Show that $\int_{-\infty}^{\infty}\frac{x}{1+x^2y^2} dy$ is not continuous

We want to show that $\int_{-\infty}^{\infty}f(x,y) dy$ is not continuous on $[-a,a]$. By criterion:

$x\in I$,

$I = [-a,a]$,

$f(x,y)= \frac{x}{1+x^2y^2}$

There doesn't exist a function $h(y)$ such that for $x\in I$ the $|f(x,y)|\leq h(y)$ holds.

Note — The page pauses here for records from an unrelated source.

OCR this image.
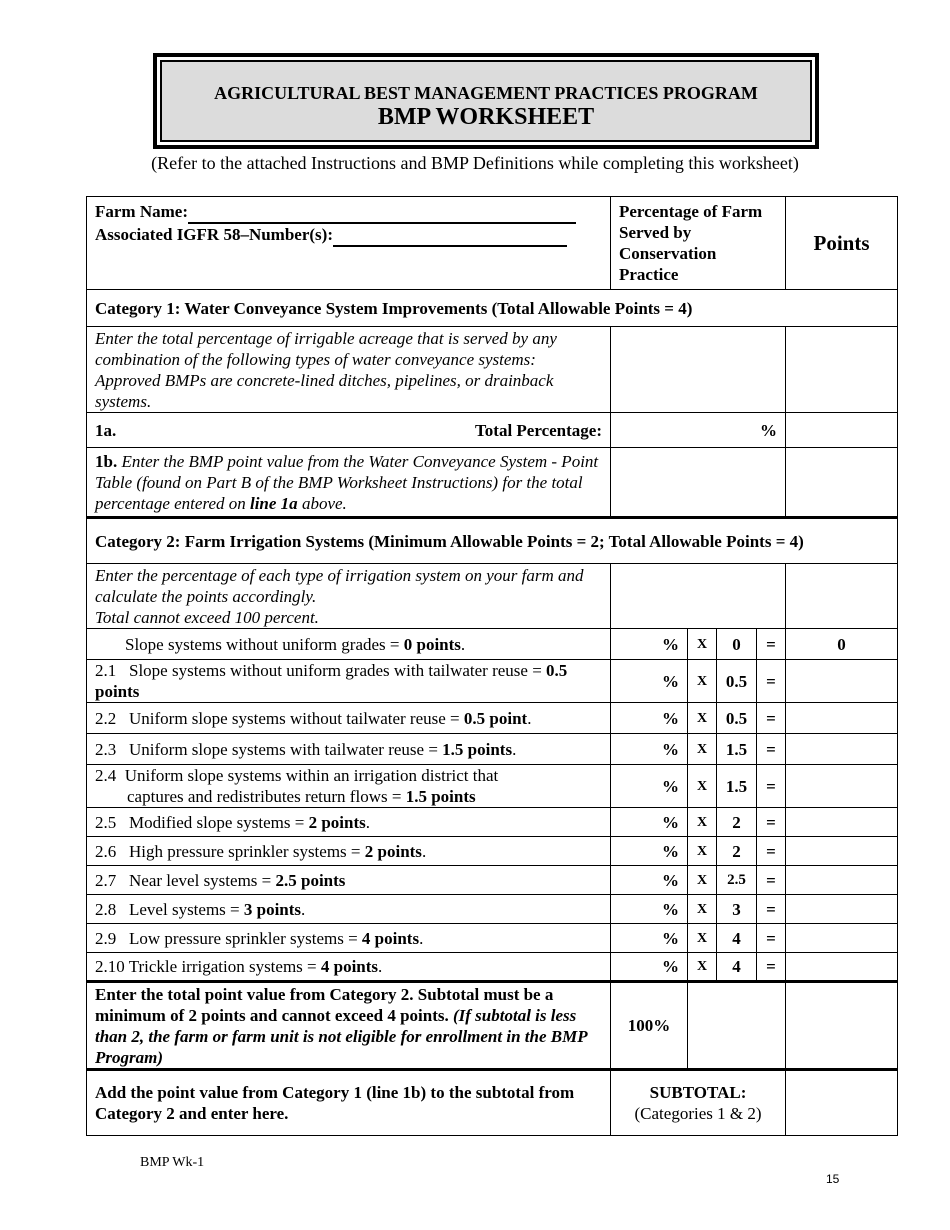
AGRICULTURAL BEST MANAGEMENT PRACTICES PROGRAM
BMP WORKSHEET
(Refer to the attached Instructions and BMP Definitions while completing this worksheet)
Farm Name:
Associated IGFR 58–Number(s):	Percentage of Farm Served by Conservation Practice				Points
Category 1: Water Conveyance System Improvements (Total Allowable Points = 4)					
Enter the total percentage of irrigable acreage that is served by any combination of the following types of water conveyance systems: Approved BMPs are concrete-lined ditches, pipelines, or drainback systems.					
1a. Total Percentage:	%				
1b. Enter the BMP point value from the Water Conveyance System - Point Table (found on Part B of the BMP Worksheet Instructions) for the total percentage entered on line 1a above.					
Category 2: Farm Irrigation Systems (Minimum Allowable Points = 2; Total Allowable Points = 4)					

Enter the percentage of each type of irrigation system on your farm and calculate the points accordingly.
Total cannot exceed 100 percent.					

Slope systems without uniform grades = 0 points.	%	X	0	=	0
2.1 Slope systems without uniform grades with tailwater reuse = 0.5 points	%	X	0.5	=	
2.2 Uniform slope systems without tailwater reuse = 0.5 point.	%	X	0.5	=	
2.3 Uniform slope systems with tailwater reuse = 1.5 points.	%	X	1.5	=	

2.4 Uniform slope systems within an irrigation district that
captures and redistributes return flows = 1.5 points	%	X	1.5	=	
2.5 Modified slope systems = 2 points.	%	X	2	=	
2.6 High pressure sprinkler systems = 2 points.	%	X	2	=	
2.7 Near level systems = 2.5 points	%	X	2.5	=	
2.8 Level systems = 3 points.	%	X	3	=	
2.9 Low pressure sprinkler systems = 4 points.	%	X	4	=	
2.10 Trickle irrigation systems = 4 points.	%	X	4	=	
Enter the total point value from Category 2. Subtotal must be a minimum of 2 points and cannot exceed 4 points. (If subtotal is less than 2, the farm or farm unit is not eligible for enrollment in the BMP Program)	100%				
Add the point value from Category 1 (line 1b) to the subtotal from Category 2 and enter here.	SUBTOTAL:
(Categories 1 & 2)				

BMP Wk-1
15
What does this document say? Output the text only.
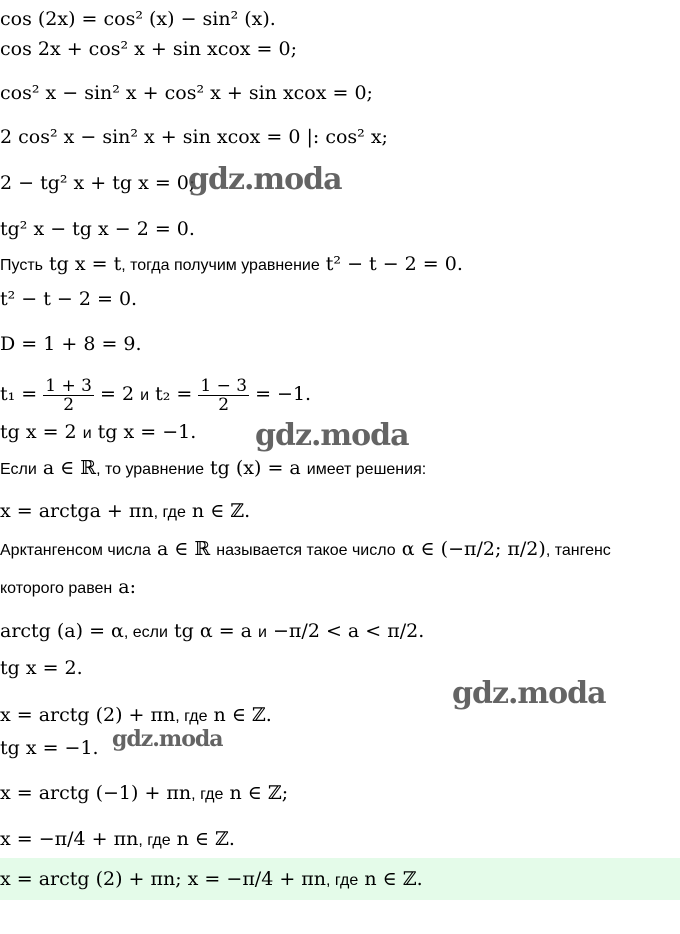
cos (2x) = cos² (x) − sin² (x).
cos 2x + cos² x + sin xcox = 0;
cos² x − sin² x + cos² x + sin xcox = 0;
2 cos² x − sin² x + sin xcox = 0 |: cos² x;
2 − tg² x + tg x = 0;
tg² x − tg x − 2 = 0.
Пусть tg x = t, тогда получим уравнение t² − t − 2 = 0.
t² − t − 2 = 0.
D = 1 + 8 = 9.
$t_1 = \frac{1 + 3}{2} = 2$ и $t_2 = \frac{1 - 3}{2} = -1$.
tg x = 2 и tg x = −1.
Если a ∈ ℝ, то уравнение tg (x) = a имеет решения:
x = arctga + πn, где n ∈ ℤ.
Арктангенсом числа a ∈ ℝ называется такое число α ∈ (−π/2; π/2), тангенс
которого равен a:
arctg (a) = α, если tg α = a и −π/2 < a < π/2.
tg x = 2.
x = arctg (2) + πn, где n ∈ ℤ.
tg x = −1.
x = arctg (−1) + πn, где n ∈ ℤ;
x = −π/4 + πn, где n ∈ ℤ.
x = arctg (2) + πn; x = −π/4 + πn, где n ∈ ℤ.
gdz.moda
gdz.moda
gdz.moda
gdz.moda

So besides looking at the endpoints $x=-a$ and $x= a$, what I would do here is to look at partial derivatives by $y$ and by $x$. However in the solutions there are only partial by $x$, why is that so (arent we looking to find the maximum of the whole function?) ?

Solution 1:

If $x > 0$, the substitution $u=xy$ gives $$\int_{-\infty}^{\infty}\frac{x}{1+x^2y^2} dy = \int_{-\infty}^{+\infty} \frac{1}{1+u^2} du = \pi$$

If $x < 0$, the same substitution gives $$\int_{-\infty}^{\infty}\frac{x}{1+x^2y^2} dy = -\int_{-\infty}^{+\infty} \frac{1}{1+u^2} du = -\pi$$

so the function $\displaystyle{x \mapsto \int_{-\infty}^{\infty}\frac{x}{1+x^2y^2} dy}$ is clearly not continuous at the point $x=0$.